Organic fish forms about 30% of the co-op’s total production. Production manager Wilfredo L. Vasquez Quispesivana said this ratio is likely to shift towards more organic over time.
Yet what “organic” means in the case of fish (and other seafood) remains complex. Quispesivana said he is often asked how BioTrucha obtained organic certification for fish. Its products are certified by BioLatina, an agency approved to EU and USDA standards. Yet such standards do not yet exist for fish, leaving definitions to the certifiers.
“This is the first canned certified organic fish to hit the Australian market,” says Antonio Ramos of his firm Olive Green Organics’ decision to import BioTrucha’s canned trout as a private-labelled variety. Advantages Ramos identified include relatively low cost, traceability and nutritional properties.
Importing direct from the producer-processor, BioTrucha, should “give consumers assurance that they are eating a clean product that is fully traceable,” Ramos said. A single organization in a single town raises, harvests and processes the fish. The compact Peruvian operation also makes the price attractive, compared to other specialty fish. The few such offerings now available in Australia are quite expensive, Ramos says. Nutritionally, BioTrucha’s trout is very high in omega-3 and omega-6 fats. It contains no heavy metals, including mercury, Ramos said, good news for Australian consumers.
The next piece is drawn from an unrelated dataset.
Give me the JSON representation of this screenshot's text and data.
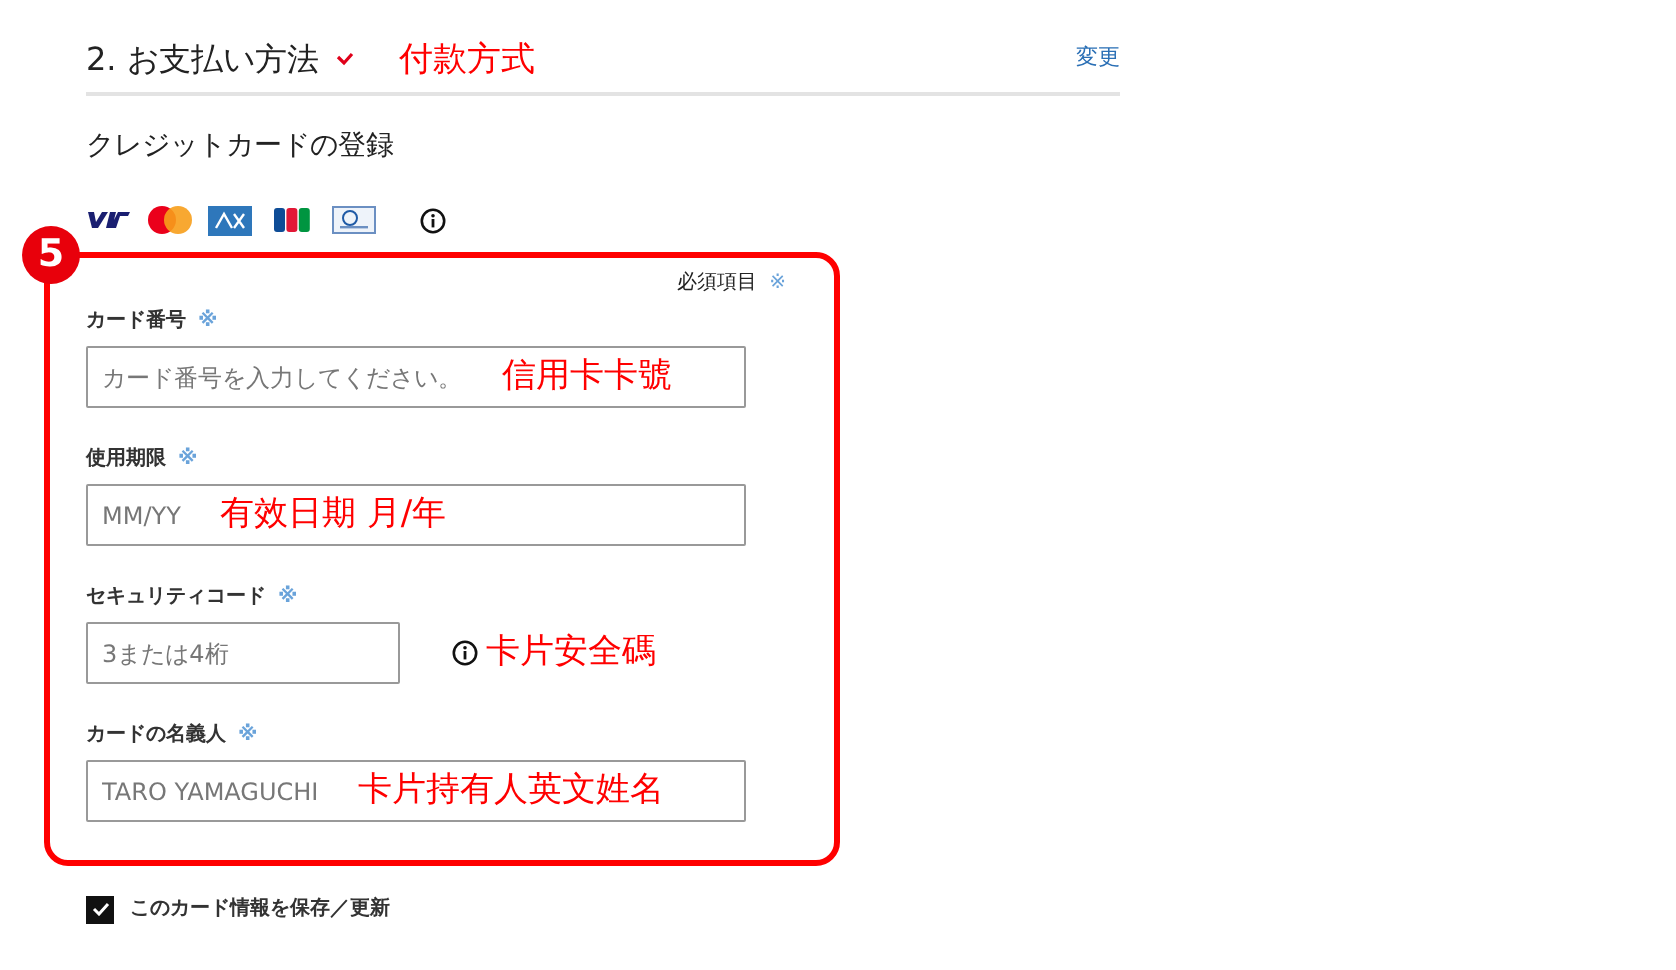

While companies like BioTrucha are already offering such healthy fish, neither the European Union nor the United States has passed a regulatory definition of organic seafood. Both are developing such standards, with EU implementation scheduled for 2009.
Standards/Certifiers
Until now, certification agencies have been certifying organic seafood based on their own standards. The WWF recently studied more than 20 private aquaculture certifiers, 10 of which certify organic products.
It gave most organic certifiers good marks. “Generally, organic aquaculture standards performed better in the benchmarking exercise than their conventional counterparts, indicating that today’s organic aquaculture standards do address the defined criteria to a greater extent,” the report reads.
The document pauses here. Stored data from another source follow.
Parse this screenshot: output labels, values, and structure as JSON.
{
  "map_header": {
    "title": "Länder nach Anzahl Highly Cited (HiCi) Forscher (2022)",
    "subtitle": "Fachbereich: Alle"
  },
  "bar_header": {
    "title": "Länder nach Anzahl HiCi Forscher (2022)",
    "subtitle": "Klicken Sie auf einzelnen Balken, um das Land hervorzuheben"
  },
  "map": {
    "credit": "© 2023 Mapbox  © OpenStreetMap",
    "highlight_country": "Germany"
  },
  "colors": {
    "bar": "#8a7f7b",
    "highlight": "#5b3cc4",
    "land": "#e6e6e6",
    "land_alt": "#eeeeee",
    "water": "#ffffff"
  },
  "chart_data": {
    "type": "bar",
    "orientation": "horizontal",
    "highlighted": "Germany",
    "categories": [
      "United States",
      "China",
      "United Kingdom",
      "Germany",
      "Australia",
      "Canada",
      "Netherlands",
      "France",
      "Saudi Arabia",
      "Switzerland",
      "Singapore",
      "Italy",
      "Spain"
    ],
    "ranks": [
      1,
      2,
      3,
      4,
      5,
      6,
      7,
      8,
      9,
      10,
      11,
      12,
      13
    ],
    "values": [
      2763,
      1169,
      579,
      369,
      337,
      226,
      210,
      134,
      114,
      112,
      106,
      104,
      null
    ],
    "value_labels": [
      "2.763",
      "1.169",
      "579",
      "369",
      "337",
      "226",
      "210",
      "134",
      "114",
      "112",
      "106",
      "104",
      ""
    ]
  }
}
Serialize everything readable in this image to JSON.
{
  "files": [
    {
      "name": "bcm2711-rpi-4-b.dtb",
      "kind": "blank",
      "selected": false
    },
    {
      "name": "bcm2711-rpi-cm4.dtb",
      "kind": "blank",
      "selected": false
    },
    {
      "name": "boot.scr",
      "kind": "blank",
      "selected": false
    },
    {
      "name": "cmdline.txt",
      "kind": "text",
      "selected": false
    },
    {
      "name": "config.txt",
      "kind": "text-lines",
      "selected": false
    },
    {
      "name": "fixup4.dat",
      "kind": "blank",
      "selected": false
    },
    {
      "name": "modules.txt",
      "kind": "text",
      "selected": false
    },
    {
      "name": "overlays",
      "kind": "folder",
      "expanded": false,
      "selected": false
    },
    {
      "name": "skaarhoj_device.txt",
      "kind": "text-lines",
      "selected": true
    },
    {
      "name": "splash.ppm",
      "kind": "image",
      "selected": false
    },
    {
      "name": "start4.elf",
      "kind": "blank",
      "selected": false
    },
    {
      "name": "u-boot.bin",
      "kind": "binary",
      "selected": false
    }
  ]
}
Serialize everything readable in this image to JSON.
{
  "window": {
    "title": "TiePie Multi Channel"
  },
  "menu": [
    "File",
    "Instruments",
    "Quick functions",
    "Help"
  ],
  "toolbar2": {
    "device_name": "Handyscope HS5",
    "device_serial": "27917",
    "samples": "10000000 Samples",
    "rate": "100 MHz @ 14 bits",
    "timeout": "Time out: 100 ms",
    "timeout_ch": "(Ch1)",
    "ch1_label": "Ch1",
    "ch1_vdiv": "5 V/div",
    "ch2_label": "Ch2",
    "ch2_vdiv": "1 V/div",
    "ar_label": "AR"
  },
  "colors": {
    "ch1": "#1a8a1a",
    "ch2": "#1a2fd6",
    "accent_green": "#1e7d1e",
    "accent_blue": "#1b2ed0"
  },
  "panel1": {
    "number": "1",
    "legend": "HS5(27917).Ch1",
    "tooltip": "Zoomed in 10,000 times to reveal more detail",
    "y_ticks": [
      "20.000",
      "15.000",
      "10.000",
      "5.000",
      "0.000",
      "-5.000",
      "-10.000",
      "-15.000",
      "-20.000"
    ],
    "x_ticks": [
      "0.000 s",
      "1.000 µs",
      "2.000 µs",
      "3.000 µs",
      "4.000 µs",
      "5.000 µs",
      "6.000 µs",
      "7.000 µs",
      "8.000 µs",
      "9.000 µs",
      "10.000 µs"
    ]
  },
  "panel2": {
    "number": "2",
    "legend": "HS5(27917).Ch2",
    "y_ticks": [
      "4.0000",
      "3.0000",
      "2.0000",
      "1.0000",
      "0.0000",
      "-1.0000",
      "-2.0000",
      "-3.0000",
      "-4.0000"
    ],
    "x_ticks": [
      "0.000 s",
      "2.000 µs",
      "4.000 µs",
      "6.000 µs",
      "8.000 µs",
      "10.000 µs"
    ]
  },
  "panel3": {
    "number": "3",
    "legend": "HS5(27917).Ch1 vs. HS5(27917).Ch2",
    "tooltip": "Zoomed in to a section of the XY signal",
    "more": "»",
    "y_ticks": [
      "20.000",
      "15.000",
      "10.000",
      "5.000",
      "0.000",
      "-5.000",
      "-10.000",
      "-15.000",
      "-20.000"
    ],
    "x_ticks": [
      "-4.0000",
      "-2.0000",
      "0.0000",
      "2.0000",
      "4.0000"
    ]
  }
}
That leaves Stefan Bergleiter , aquaculture expert with the Naturland certification organization, wondering how much coming EU and US regulations will affect private certifiers. Establishing rules will certainly bring diverse private standards closer together, but some private standards - such as Naturland’s - also include detailed social and environmental criteria. “We certainly would not expect the EU regulation to really address these issues, at least not in detail,” Bergleiter said.
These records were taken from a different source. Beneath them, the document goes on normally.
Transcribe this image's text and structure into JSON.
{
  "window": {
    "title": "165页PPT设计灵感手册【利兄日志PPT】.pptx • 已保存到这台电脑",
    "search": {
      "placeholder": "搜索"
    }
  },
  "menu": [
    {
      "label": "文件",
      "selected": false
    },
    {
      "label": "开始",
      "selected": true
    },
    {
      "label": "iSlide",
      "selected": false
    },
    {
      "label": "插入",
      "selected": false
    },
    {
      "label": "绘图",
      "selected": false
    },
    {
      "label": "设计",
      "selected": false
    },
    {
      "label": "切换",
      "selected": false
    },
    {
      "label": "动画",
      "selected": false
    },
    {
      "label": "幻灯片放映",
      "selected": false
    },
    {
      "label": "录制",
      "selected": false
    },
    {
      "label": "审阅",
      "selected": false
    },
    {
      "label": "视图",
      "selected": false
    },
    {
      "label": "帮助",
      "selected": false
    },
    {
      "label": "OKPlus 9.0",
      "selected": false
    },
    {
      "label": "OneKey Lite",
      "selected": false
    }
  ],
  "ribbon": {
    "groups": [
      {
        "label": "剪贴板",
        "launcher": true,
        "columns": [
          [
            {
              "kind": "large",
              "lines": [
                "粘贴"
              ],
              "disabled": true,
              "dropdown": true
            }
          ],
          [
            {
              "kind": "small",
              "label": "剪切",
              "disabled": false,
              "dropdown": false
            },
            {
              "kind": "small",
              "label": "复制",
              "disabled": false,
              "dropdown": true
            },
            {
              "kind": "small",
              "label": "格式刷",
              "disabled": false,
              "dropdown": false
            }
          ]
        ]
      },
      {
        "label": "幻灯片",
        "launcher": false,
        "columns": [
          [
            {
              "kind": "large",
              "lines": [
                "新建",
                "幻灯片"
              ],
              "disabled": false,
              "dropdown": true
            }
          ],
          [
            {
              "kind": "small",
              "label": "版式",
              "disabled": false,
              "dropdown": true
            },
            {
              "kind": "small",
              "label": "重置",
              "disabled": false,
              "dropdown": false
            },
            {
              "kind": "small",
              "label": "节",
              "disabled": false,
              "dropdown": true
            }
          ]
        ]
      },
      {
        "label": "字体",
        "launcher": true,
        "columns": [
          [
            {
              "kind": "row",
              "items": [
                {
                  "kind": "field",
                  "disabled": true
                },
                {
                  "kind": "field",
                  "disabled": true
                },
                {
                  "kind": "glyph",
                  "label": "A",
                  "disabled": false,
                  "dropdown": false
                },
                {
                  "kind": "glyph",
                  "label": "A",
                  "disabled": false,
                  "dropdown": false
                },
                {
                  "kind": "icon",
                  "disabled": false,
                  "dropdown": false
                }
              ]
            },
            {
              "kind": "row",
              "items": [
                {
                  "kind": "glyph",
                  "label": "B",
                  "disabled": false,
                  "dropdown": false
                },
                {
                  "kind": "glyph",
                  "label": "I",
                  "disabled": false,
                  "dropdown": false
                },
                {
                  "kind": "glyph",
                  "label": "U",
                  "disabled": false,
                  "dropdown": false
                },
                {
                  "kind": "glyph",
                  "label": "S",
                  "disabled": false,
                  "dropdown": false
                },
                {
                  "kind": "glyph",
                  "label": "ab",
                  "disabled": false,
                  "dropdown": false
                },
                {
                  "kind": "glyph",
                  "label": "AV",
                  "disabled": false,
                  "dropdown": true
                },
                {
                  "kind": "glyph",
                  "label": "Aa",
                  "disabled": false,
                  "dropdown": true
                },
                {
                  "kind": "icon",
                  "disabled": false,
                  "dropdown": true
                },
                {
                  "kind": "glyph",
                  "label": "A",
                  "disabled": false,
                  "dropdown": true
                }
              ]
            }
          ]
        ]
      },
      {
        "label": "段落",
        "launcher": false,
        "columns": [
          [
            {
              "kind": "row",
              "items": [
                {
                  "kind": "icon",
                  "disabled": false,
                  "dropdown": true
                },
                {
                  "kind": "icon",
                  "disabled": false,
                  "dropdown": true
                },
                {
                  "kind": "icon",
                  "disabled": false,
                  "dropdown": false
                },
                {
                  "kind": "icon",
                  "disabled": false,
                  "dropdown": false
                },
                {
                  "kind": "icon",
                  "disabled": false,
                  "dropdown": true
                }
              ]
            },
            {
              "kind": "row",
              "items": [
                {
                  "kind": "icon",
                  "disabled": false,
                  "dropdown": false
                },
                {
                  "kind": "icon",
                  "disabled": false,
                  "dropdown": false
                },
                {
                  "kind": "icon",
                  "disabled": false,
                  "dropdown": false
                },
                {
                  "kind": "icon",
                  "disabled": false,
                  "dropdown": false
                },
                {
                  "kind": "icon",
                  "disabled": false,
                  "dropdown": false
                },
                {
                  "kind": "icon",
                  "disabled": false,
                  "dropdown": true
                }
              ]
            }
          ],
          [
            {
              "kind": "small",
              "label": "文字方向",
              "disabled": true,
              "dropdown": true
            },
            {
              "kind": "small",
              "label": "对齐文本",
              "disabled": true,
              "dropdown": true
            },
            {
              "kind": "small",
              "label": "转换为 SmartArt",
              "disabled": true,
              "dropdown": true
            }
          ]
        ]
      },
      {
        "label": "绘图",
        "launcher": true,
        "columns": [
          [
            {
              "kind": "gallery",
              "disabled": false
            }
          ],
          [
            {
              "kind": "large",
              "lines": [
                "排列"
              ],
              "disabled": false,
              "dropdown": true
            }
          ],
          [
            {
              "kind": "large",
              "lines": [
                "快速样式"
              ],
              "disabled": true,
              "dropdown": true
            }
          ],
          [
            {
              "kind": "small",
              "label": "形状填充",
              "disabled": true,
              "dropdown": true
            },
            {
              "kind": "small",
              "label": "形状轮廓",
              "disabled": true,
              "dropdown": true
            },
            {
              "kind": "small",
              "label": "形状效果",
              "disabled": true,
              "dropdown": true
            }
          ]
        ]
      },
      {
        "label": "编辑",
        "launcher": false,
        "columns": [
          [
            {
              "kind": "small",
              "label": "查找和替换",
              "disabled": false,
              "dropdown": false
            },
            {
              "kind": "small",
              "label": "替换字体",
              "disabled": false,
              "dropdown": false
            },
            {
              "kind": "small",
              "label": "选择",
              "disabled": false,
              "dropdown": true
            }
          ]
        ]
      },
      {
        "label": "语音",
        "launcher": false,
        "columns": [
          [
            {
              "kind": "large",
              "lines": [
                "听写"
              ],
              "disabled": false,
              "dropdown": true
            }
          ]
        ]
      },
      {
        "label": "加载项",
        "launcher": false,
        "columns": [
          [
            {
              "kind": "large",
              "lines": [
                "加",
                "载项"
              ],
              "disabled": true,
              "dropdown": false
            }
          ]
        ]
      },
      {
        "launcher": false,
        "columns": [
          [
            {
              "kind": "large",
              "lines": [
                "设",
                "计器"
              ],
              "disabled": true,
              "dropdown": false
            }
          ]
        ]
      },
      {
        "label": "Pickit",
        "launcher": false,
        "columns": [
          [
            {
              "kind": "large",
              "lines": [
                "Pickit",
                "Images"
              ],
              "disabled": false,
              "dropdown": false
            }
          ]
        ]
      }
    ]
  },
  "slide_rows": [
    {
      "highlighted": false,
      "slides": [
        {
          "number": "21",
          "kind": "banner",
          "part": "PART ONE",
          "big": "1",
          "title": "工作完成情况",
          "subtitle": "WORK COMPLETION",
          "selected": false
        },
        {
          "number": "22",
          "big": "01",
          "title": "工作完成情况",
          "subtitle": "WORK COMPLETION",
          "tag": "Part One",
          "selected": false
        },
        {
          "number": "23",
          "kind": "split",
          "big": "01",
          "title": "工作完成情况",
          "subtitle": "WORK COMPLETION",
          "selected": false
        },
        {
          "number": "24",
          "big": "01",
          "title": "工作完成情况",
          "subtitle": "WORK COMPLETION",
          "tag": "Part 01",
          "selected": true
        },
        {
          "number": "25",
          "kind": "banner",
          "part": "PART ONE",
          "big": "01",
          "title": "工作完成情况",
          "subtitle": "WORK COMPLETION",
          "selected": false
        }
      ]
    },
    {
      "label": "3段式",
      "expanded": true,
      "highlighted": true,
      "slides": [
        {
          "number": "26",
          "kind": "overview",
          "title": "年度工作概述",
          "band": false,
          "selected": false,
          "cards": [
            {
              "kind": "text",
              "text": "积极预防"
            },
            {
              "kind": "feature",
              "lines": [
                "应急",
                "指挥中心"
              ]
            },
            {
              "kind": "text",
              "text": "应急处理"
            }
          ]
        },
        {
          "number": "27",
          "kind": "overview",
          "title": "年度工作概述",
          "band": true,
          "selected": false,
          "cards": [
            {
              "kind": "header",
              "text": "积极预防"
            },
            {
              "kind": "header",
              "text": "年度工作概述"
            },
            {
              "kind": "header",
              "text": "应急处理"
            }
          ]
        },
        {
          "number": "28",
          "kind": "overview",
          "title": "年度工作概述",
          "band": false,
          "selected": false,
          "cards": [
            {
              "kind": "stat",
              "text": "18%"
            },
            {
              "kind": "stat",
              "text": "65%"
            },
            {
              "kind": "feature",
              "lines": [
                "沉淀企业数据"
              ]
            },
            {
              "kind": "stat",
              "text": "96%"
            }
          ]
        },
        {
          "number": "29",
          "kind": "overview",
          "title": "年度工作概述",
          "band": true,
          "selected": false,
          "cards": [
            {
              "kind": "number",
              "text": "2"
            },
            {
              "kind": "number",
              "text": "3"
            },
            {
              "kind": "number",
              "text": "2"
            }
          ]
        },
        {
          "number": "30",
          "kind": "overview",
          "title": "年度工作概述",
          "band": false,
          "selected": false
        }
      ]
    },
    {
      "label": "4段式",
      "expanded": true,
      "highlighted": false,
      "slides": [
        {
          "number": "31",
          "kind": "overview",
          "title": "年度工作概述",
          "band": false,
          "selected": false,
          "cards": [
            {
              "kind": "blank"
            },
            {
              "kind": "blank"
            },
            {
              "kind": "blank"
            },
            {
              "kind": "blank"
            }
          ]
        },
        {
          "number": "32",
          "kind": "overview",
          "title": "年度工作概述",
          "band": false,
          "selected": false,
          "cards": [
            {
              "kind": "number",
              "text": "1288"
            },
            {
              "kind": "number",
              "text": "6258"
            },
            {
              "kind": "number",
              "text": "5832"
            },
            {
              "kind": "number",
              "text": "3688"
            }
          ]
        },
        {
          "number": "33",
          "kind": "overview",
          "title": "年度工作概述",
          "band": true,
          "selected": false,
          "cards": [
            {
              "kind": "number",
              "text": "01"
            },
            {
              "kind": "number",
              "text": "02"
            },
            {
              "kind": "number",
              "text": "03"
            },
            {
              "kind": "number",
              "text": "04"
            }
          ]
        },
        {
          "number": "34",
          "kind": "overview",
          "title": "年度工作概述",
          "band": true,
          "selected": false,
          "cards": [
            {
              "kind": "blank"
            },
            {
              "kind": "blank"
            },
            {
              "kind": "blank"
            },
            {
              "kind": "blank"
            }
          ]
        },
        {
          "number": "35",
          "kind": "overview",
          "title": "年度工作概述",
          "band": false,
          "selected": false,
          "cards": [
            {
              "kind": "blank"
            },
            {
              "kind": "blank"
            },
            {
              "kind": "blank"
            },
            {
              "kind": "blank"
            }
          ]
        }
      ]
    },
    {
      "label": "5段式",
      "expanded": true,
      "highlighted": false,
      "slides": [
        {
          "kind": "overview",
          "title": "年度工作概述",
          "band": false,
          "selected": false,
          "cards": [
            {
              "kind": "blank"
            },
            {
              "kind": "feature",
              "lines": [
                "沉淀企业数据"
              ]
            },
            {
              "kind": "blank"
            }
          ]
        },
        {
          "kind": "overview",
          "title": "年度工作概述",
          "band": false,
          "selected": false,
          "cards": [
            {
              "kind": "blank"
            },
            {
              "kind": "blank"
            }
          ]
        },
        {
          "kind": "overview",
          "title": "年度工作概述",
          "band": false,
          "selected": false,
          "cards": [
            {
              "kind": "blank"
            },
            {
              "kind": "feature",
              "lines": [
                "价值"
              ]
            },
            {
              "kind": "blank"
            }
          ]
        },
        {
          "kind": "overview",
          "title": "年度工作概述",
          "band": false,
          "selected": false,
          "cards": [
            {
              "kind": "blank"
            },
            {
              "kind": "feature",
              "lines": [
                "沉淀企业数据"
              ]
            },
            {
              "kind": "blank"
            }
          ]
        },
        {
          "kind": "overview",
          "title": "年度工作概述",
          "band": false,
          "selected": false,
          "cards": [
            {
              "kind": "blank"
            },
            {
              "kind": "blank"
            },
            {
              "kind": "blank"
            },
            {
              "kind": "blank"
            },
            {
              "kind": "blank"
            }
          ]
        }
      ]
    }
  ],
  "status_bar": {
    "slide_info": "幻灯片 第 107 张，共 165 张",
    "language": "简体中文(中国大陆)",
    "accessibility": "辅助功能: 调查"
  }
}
The legislated standards must address some controversial topics. What types of fish meal to allow is a major debate. In fish farming, “it looks like it’s not possible to do completely without fish meal,” Bergleiter said. “In conventional aquaculture, you can replace animal protein by plant protein and then substitute amino acids that are absent in the plant protein.” Such synthetics are banned from organic operations.
“Certified organic seafood is still only a tiny percentage of seafood,” Bergleiter said. “It’s far less than one per cent.” If broad standards develop sensibly with input from certifiers like Naturland and groups like the WWF, perhaps that can change as consumers feel more confident - and less confused - about organic seafood.